Wednesday, July 8, 2015

Trading on Leaked Macroeconomic Data

The official release times of U.S. macroeconomic data are big deals in financial markets. A new paper finds evidence of substantial informed trading before the official release time of certain macroeconomic variables, suggesting that information is often leaked. Alexander Kurov, Alessio Sancetta, Georg H. Strasser, and Marketa Halova Wolfe examine high-frequency stock index and Treasury futures markets data around releases of U.S. macroeconomic announcements:
These announcements are quintessential updates to public information on the economy and fundamental inputs to asset pricing. More than a half of the cumulative annual equity risk premium is earned on announcement days (Savor & Wilson, 2013) and the information is almost instantaneously reflected in prices once released (Hu, Pan, & Wang, 2013). To ensure fairness, no market participant should have access to this information until the official release time. Yet, in this paper we find strong evidence of informed trading before several key macroeconomic news announcements....Prices start to move about 30 minutes before the official release time and the price move during this pre-announcement window accounts on average for about a half of the total price adjustment.
They consider the 30 macroeconomic announcements that other authors have shown tend to move markets, and find evidence of:

  • Significant pre-announcement price drift for: CB consumer confidence index, existing home sales, GDP preliminary, industrial production, ISM manufacturing index, ISM non-manufacturing index, and pending home sales.
  • Some pre-announcement drift for: advance retail sales, consumer price index, GDP advance, housing starts, and initial jobless claims.
  • No pre-announcement drift for: ADP employment, durable goods orders, new home sales, non-farm employment, producer price index, and UM consumer sentiment.
The figure below shows mean cumulative average returns in the E-mini S&P 500 Futures market from 60 minutes before the release time to 60 minutes after the release time for the series with significant evidence of pre-announcement drift.
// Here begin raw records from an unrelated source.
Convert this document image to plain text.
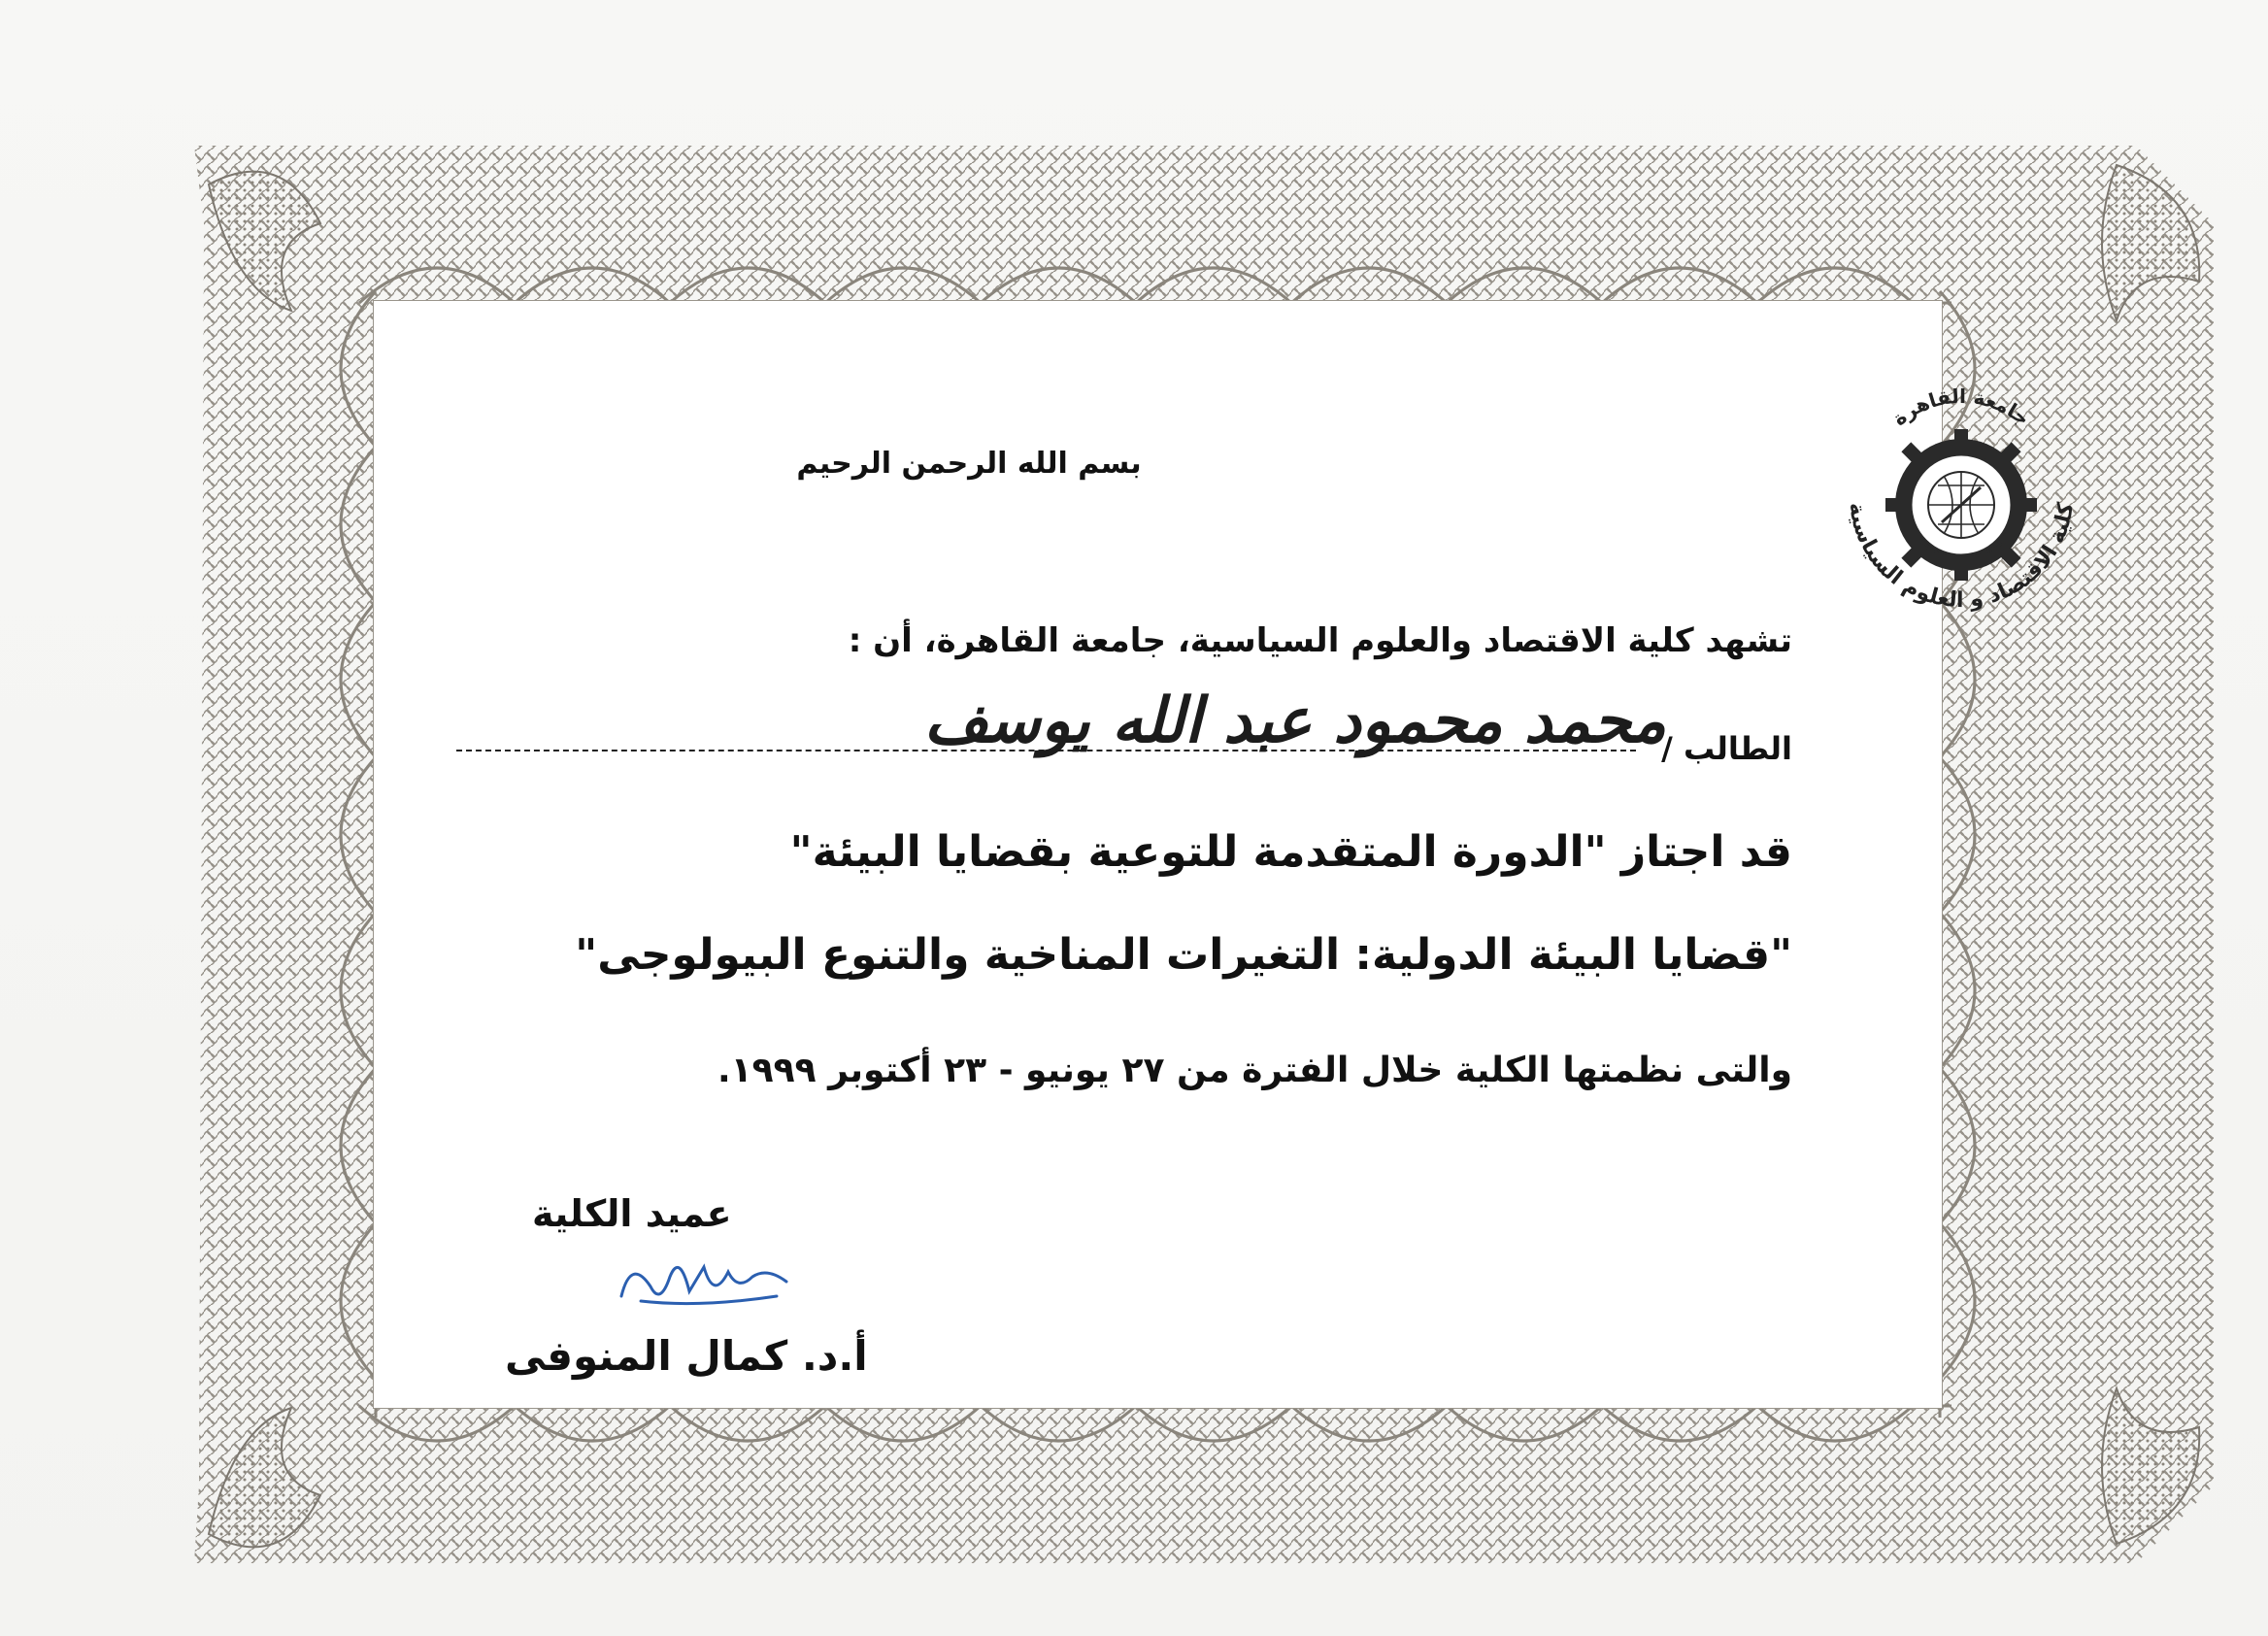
جامعة القاهرة
كلية الاقتصاد و العلوم السياسية
بسم الله الرحمن الرحيم
تشهد كلية الاقتصاد والعلوم السياسية، جامعة القاهرة، أن :
الطالب /
محمد محمود عبد الله يوسف
قد اجتاز "الدورة المتقدمة للتوعية بقضايا البيئة"
"قضايا البيئة الدولية: التغيرات المناخية والتنوع البيولوجى"
والتى نظمتها الكلية خلال الفترة من ٢٧ يونيو - ٢٣ أكتوبر ١٩٩٩.
عميد الكلية
أ.د. كمال المنوفى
Source: Kurov et al. 2015, Figure A1, panel c. Cumulative average returns in the E-mini S&P 500 Futures market .
Why do prices start to move before release time? It could be that some traders are superior forecasters, making better use of publicly-available information, and waiting until a few minutes before the announcement to make their trades. Alternatively, information might be leaked before the official release. Kurov et al. note that, while the first possibility cannot be ruled out entirely, the leaked information explanation appears highly likely. The authors conducted a phone and email survey of the organizations responsible for the macroeconomic data in their study to find out about data release procedures:
The release procedures fall into one of three categories. The first category involves posting the announcement on the organization’s website at the official release time, so that all market participants can access the information at the same time. The second category involves pre-releasing the information to selected journalists in “lock-up rooms” adding a risk of leakage if the lock-up is imperfectly guarded. The third category, previously not documented in academic literature, involves an unusual pre-release procedure used in three announcements: Instead of being pre-released in lock-up rooms, these announcements are electronically transmitted to journalists who are asked not to share the information with others. These three announcements are among the seven announcements with strong drift.
I wish I had a better sense of who was obtaining the leaked information and how much they were making from it.

Wednesday, June 24, 2015

Forecasting in Unstable Environments

I recently returned from the International Symposium on Forecasting "Frontiers in Forecasting" conference in Riverside. I presented some of my work on inflation uncertainty in a session devoted to uncertainty and the real economy. A highlight was the talk by Barbara Rossi,  a featured presenter from Universitat Pompeu Fabra, on "Forecasting in Unstable Environments: What Works and What Doesn't." (This post will be a bit more technical than my usual.)

Rossi spoke about instabilities in reduced form models and gave an overview of the evidence on what works and what doesn't in guarding against these instabilities. The basic issue is that the predictive ability of different models and variables changes over time. For example, the term spread was a pretty good predictor of GDP growth until the 1990s, and the credit spread was not. But in the 90s the situation reversed, and the credit spread became a better predictor of GDP growth while the term spread got worse.

Rossi noted that break tests and time varying parameter models, two common ways to protect against instabilities in forecasting relationships, do involve tradeoffs. For example, it is common to test for a break in an empirical relationship, then estimate a model in which the coefficients before and after the break differ. Including a break point reduces the bias of your estimates, but also reduces the precision. The more break points you add, the shorter are the time samples you use to estimate the coefficients. This is similar to what happens if you start adding tons of control variables to a regression when your number of observations is small.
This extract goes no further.